I do believe that even our general assembly is coming back into session after a hiatus because of the Coronavirus. There may even be some movement when they returned to start addressing these issues and coming up with solutions, knowing that they don't want to repeat in November.
Tanzina Vega: Tia, before I let you go, I've got to ask you what you're hearing from the voters themselves, particularly those who've had to wait on these egregiously long lines. As you mentioned, social distancing wearing masks, being outside for that many hours. Are the voters that could stand to be disenfranchised, if things aren't fixed by August or by November, are they determined to stand and return? Are they determined to cast a ballot or are you sensing that these mess up or mix ups could really lead to people ending up staying home?
Tia: That's very interesting. You raised that point. The sense we got from voters on Tuesday, particularly in Metro Atlanta, is that they were resolute and they also were supported by organizations that brought water and snacks. Even some places had a DJ for music and folks were making friends in line and sharing chairs and people volunteered to be quote unquote, "line warmers," to stand in line for folks to allow them to maybe go sit in their car for a little bit and rest their legs.

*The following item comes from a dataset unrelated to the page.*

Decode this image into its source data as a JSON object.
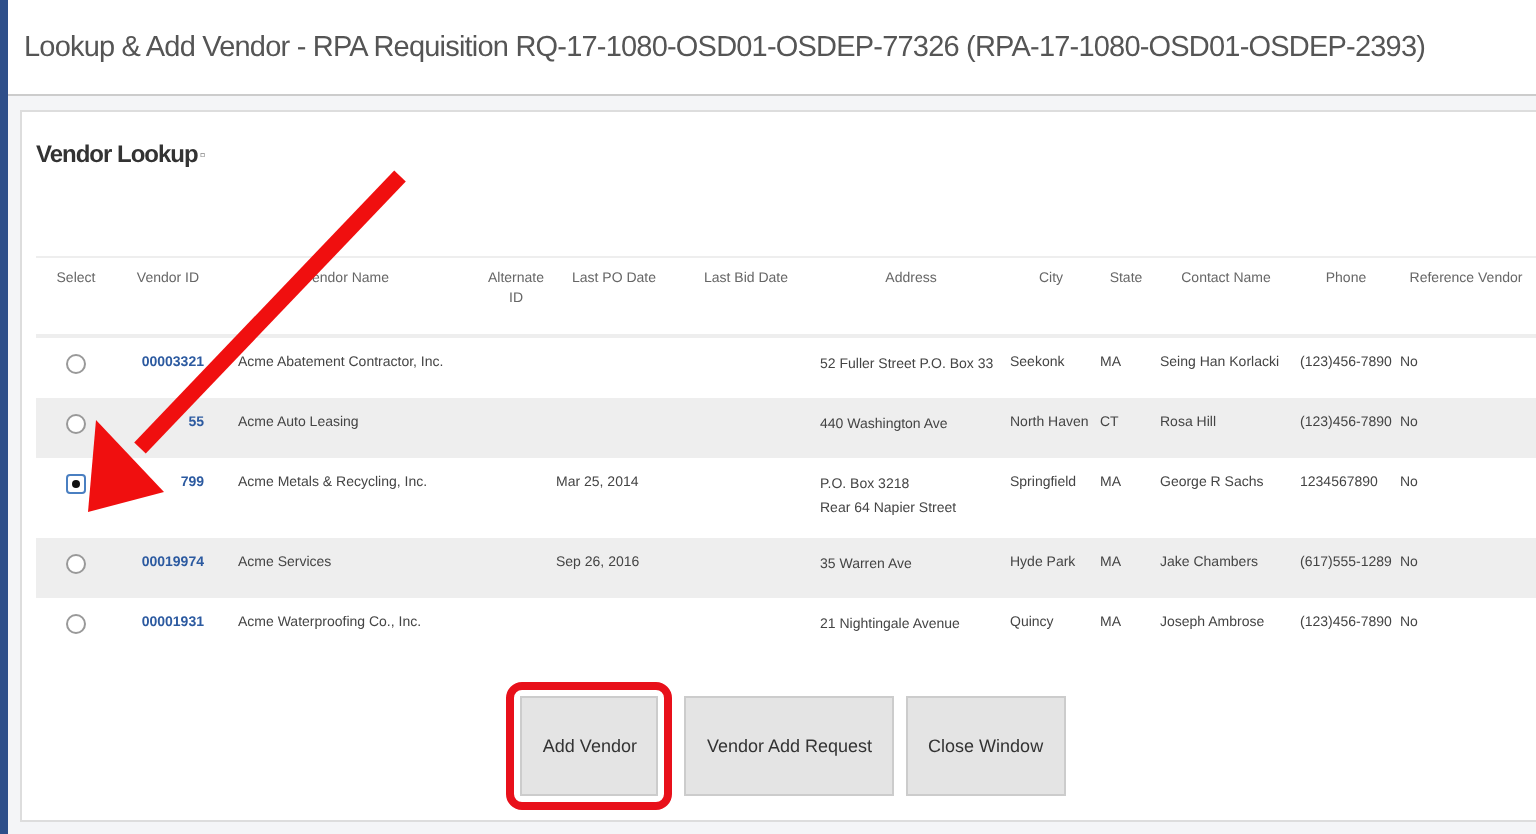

People, especially in this climate, voting on Tuesday happened still as they have been protests and discussion about so many issues. Folks realize that elections do matter because who you put in power can have a lot of say over whether some of these policies when it comes to policing and funding for public services changes. People are saying, yes, we want it fixed. Of course, we lost some voters on Tuesday, but there were a lot of voters who stuck it out for hours because they believe it's important.
Speaker 1: We'll see what happens in August and of course, in November. Tia Mitchell is the Washington correspondent with the Atlanta Journal Constitution. Tia, thanks for joining us.